In Sir Reginald’s Logbook by Matt Hammill (Kids Can Press, $17.95) we meet an intrepid explorer questing after “The Lost Tablet of Illusion” – or do we? As Sir Reginald and his blunderbuss march through the jungle confronting the Carnivorous Elephant Beetle, a Great Purple Angler Fish and a gigantic Bright-Eyed Baboon we get glimpses (in black and white sketches) of the reality of his life. Sir Reginald may have an overactive imagination but he certainly makes his quest interesting and – yes – he does find the lost tablet and it really does magically create fabulous illusions.
Cary Fagan is particularly good at creating eccentric characters such as the dastardly Kaspar Snit. In Fagan’s new title, Mr. Karp’s Last Glass (Groundwood, $15.95), 11-year-old Randolph is considered an oddity by his friends because he is a serious collector.
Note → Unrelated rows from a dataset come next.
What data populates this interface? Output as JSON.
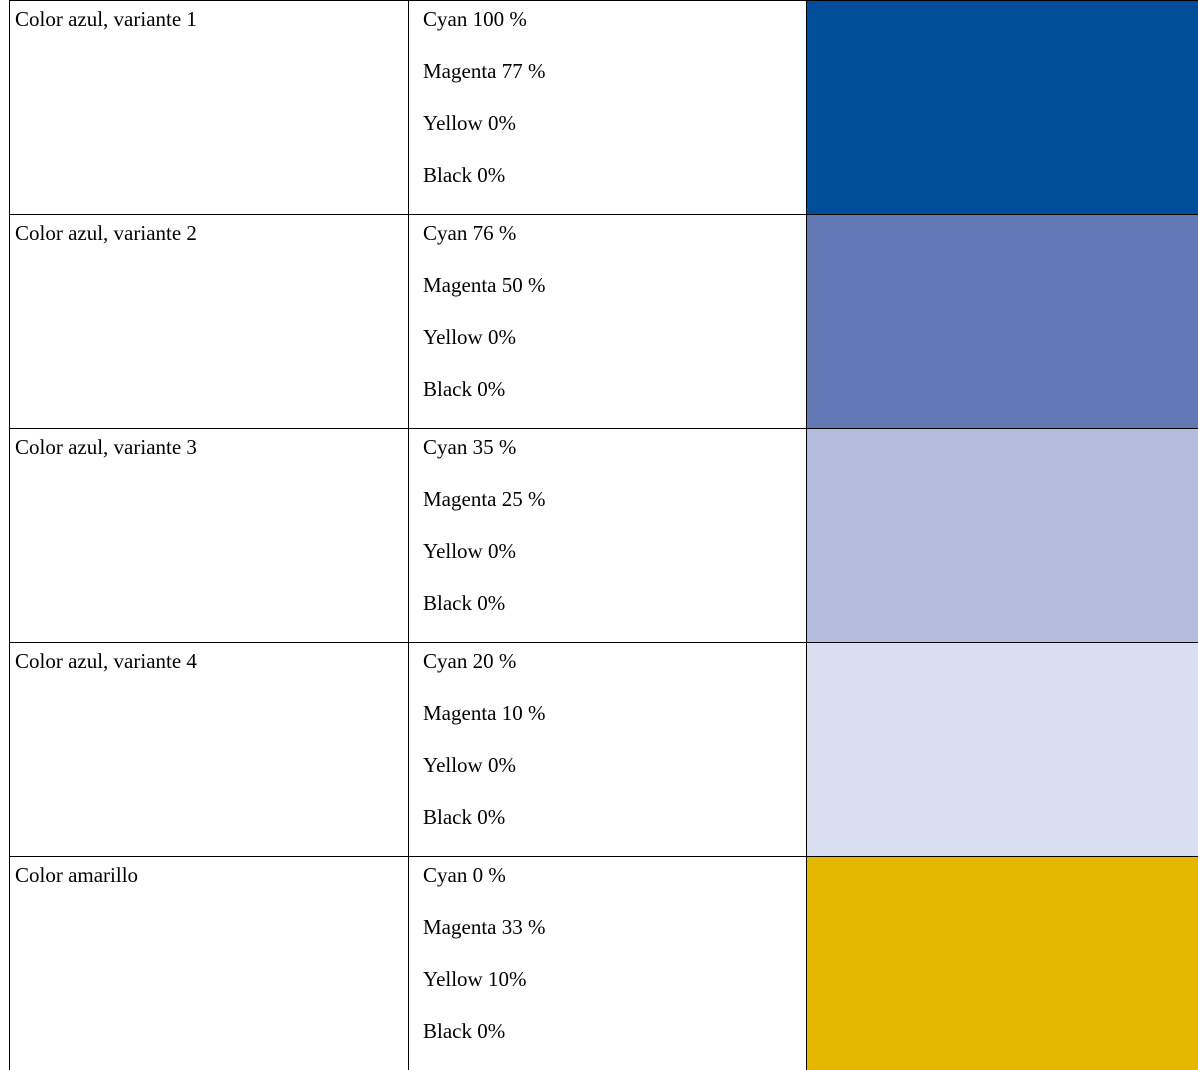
{
  "rows": [
    {
      "name": "Color azul, variante 1",
      "values": [
        "Cyan 100 %",
        "Magenta 77 %",
        "Yellow 0%",
        "Black 0%"
      ],
      "swatch": "#004e9a"
    },
    {
      "name": "Color azul, variante 2",
      "values": [
        "Cyan 76 %",
        "Magenta 50 %",
        "Yellow 0%",
        "Black 0%"
      ],
      "swatch": "#6278b5"
    },
    {
      "name": "Color azul, variante 3",
      "values": [
        "Cyan 35 %",
        "Magenta 25 %",
        "Yellow 0%",
        "Black 0%"
      ],
      "swatch": "#b2bcdc"
    },
    {
      "name": "Color azul, variante 4",
      "values": [
        "Cyan 20 %",
        "Magenta 10 %",
        "Yellow 0%",
        "Black 0%"
      ],
      "swatch": "#d9dff0"
    },
    {
      "name": "Color amarillo",
      "values": [
        "Cyan 0 %",
        "Magenta 33 %",
        "Yellow 10%",
        "Black 0%"
      ],
      "swatch": "#e6b700"
    }
  ]
}
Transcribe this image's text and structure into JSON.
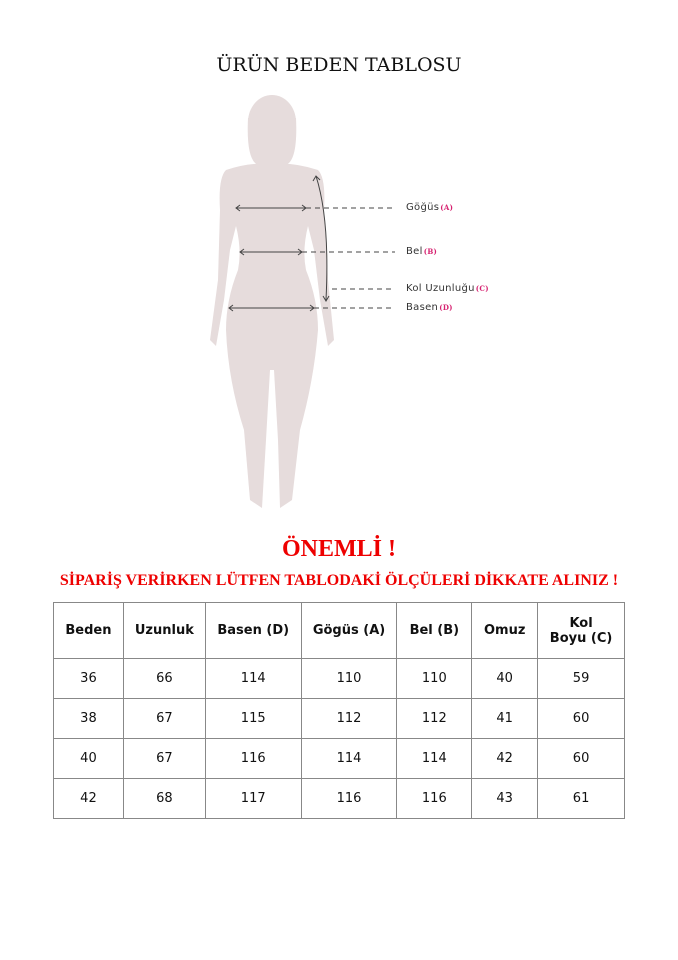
{
  "title": "ÜRÜN BEDEN TABLOSU",
  "diagram": {
    "labels": [
      {
        "name": "Göğüs",
        "code": "(A)"
      },
      {
        "name": "Bel",
        "code": "(B)"
      },
      {
        "name": "Kol Uzunluğu",
        "code": "(C)"
      },
      {
        "name": "Basen",
        "code": "(D)"
      }
    ],
    "silhouette_color": "#e6dcdc"
  },
  "important": "ÖNEMLİ !",
  "warning": "SİPARİŞ VERİRKEN LÜTFEN TABLODAKİ ÖLÇÜLERİ DİKKATE ALINIZ !",
  "table": {
    "headers": [
      "Beden",
      "Uzunluk",
      "Basen (D)",
      "Gögüs (A)",
      "Bel (B)",
      "Omuz",
      "Kol\nBoyu (C)"
    ],
    "rows": [
      [
        "36",
        "66",
        "114",
        "110",
        "110",
        "40",
        "59"
      ],
      [
        "38",
        "67",
        "115",
        "112",
        "112",
        "41",
        "60"
      ],
      [
        "40",
        "67",
        "116",
        "114",
        "114",
        "42",
        "60"
      ],
      [
        "42",
        "68",
        "117",
        "116",
        "116",
        "43",
        "61"
      ]
    ]
  }
}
Stones, snow globes, shoe horns, beer bottle caps – he likes his collections to be interesting.
Randolph may not be a typical boy but he is not the eccentric in this tale. When his parents decide to rent out their third-floor attic as an apartment, a true eccentric moves in. Mr. Karp, the new tenant, collects jars of water. Not just any water – water from famous historical events such as ditch water from the St. Louis hurricane of 1896 or from the Round Pond in Kensington Gardens during the miniature boat races of 1873. And like a true collector Mr. Karp has a running competition with another collector of water.
Both Karp and his rival are after water drained from Napoleon’s hat during his invasion of Russia. As Randolph gets caught up in Karp’s chase as well as in the problem his own family is wrestling with, he learns not just some unusual history facts, he also comes to interesting insights about life. Adults might recognize the joke in the title of this small, whimsical gem – a play on Krapp’s Last Tape.
In Dear Sylvia (Groundwood, $16.95), the third of Alan Cumyn’s family sagas about Owen and his brothers, before the much yearned-after Sylvia moved away she gave Owen paper and envelopes so that he could keep in touch. As Owen labours manfully to do her bidding the letters become a humorous commentary on such trials and tribulations as camping with his exasperating female cousins, being on call to rock the infant cousin who stops crying only for Owen, and coping with the nasty teacher who hounds him about his spelling. Cumyn has a knack for creating endearingly batty adult characters, particularly the uncle who tries to teach Owen to play the bagpipes. From the best of motives his relatives often complicate his life as he stumbles on with his quest to woo the unattainable Sylvia.
Gentle, humorous stories like these with their eccentric but lovable characters provide a welcome change of pace from the hard-hitting, edgy adventure stories that dominate the market. And who knows, some may become beloved classics.